The earth, as also heaven, had been created in perfection and goodness at an undated period named "the beginning" (Gen. 1:1). How long they stood reflecting the glory and wisdom of their Creator, and at what subsequent time and by what means the ruin of the earth was wrought, are, we believe, unanswered questions. Certain it is, however, that the scene of utter desolation so graphically described in the second verse of the Bible, watt not the creative work of God, for “His work is perfect;" besides which, the grandest of the Hebrew prophets has written," For thus saith the LORD that created the heavens; God Himself that formed the earth and made it; He hath established it, He created it not in vain (or "void," same word as in Gen. 1:2), He formed it to be inhabited " (Isa. 45:18).
The first three verses of the Bible, if read simply as written, answer various perplexing questions which present themselves to thoughtful readers:—verse one is a complete and comprehensive statement in itself, applying to the primitive creation of heaven and earth; verse two intimates the condition of the earth after its creation, and prior to its preparation as a home for man; and verse three refers to the first act in the six days' work in which the earth was again set up in perfection.

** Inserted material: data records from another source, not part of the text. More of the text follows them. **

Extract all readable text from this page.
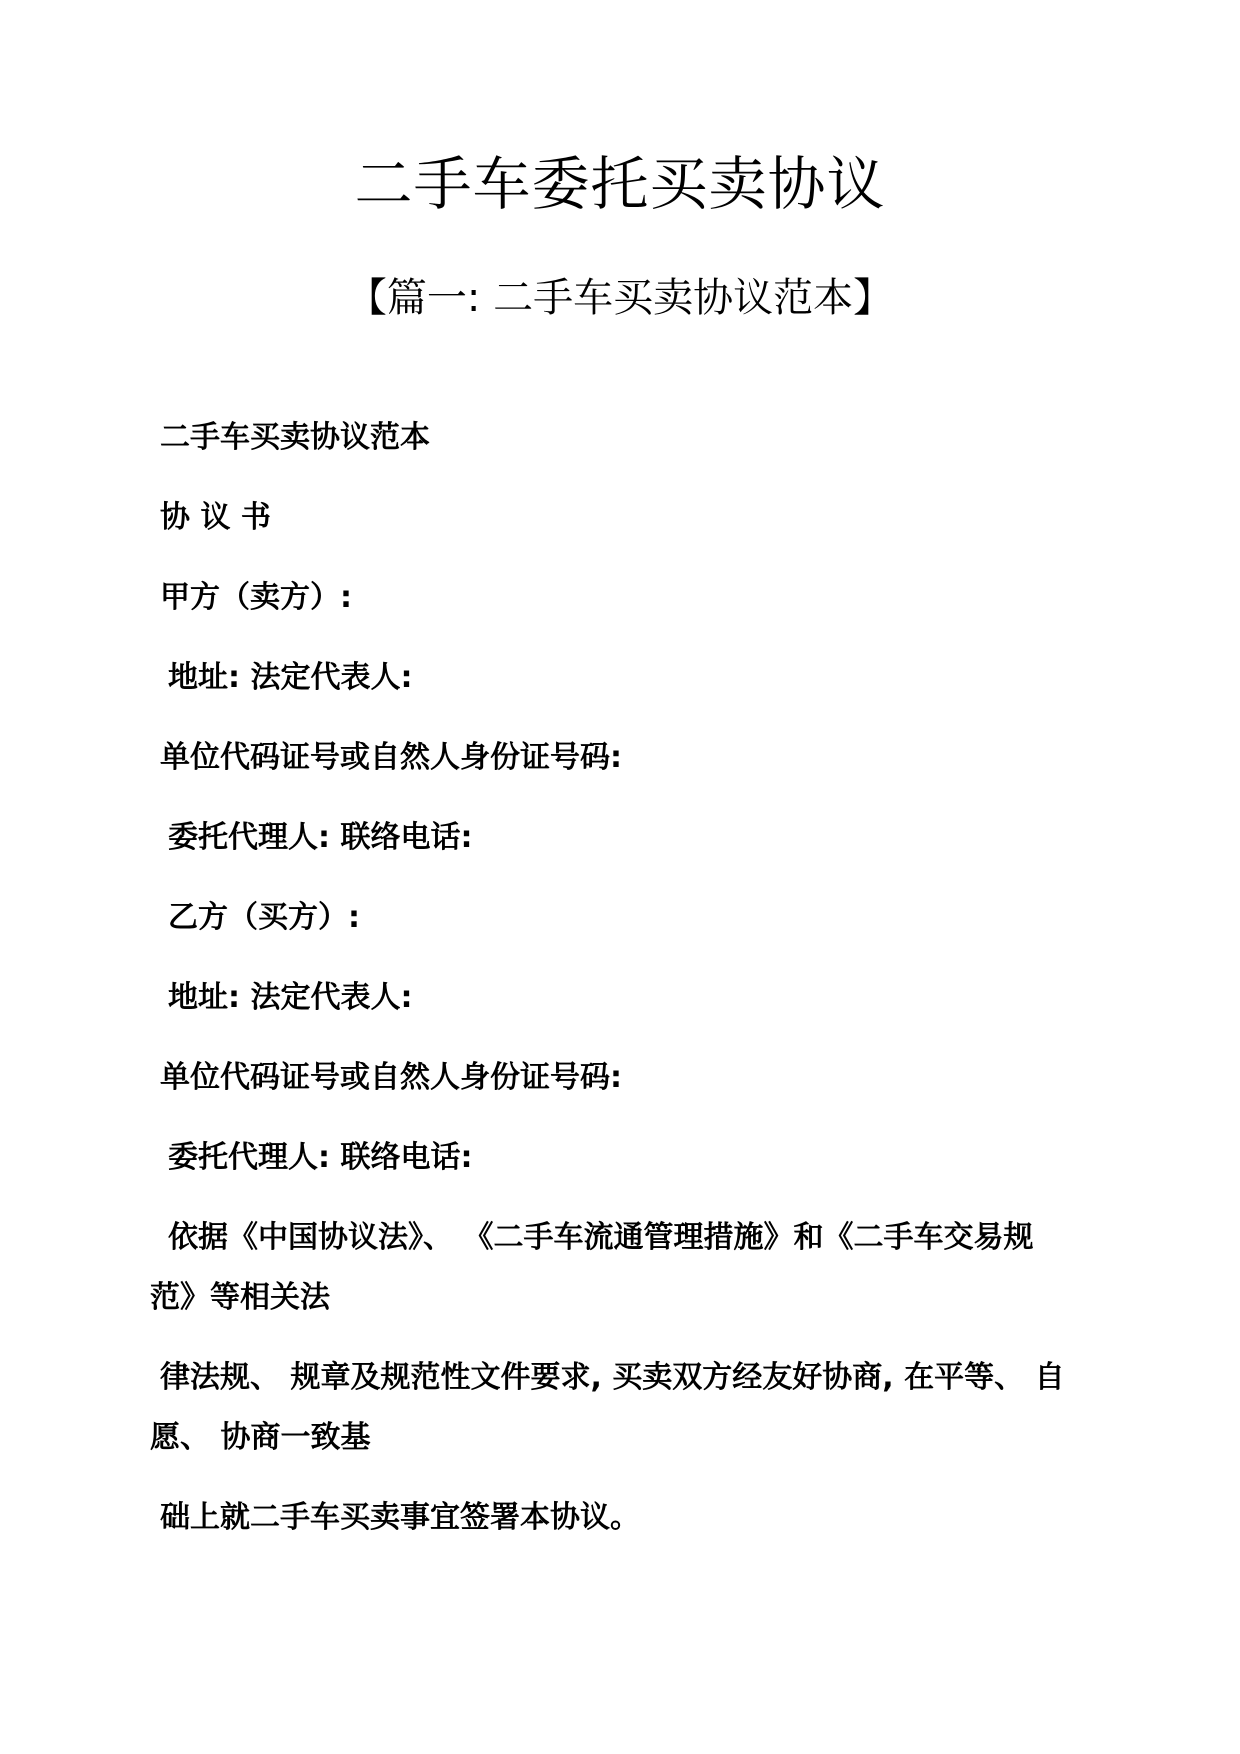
二手车委托买卖协议
【篇一: 二手车买卖协议范本】

二手车买卖协议范本

协 议 书

甲方（卖方）:

地址: 法定代表人:

单位代码证号或自然人身份证号码:

委托代理人: 联络电话:

乙方（买方）:

地址: 法定代表人:

单位代码证号或自然人身份证号码:

委托代理人: 联络电话:

依据《中国协议法》、 《二手车流通管理措施》和《二手车交易规

范》等相关法

律法规、 规章及规范性文件要求, 买卖双方经友好协商, 在平等、 自

愿、 协商一致基

础上就二手车买卖事宜签署本协议。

Ages innumerable may have rolled on while the Creator was imprinting a certain testimony on the rocks and various orderly strata in the bowels of the earth, convulsion and disaster may have followed in succession, and whole systems of organic life in countless numbers and endlessly diversified forms may have existed. All this, and much more, may be fully allowed, on scientific authority. But that man was evolved out of lower and previous conditions of life, or that the earth before its ruin, as noted in verse two of the Bible, was peopled by a race of human beings, are statements utterly opposed to Scripture, degrading to man himself, and a manifest contradiction to the ascertained facts of science. Man has not been found, and never will, although eagerly sought for in the fossil remains previous to the historical period.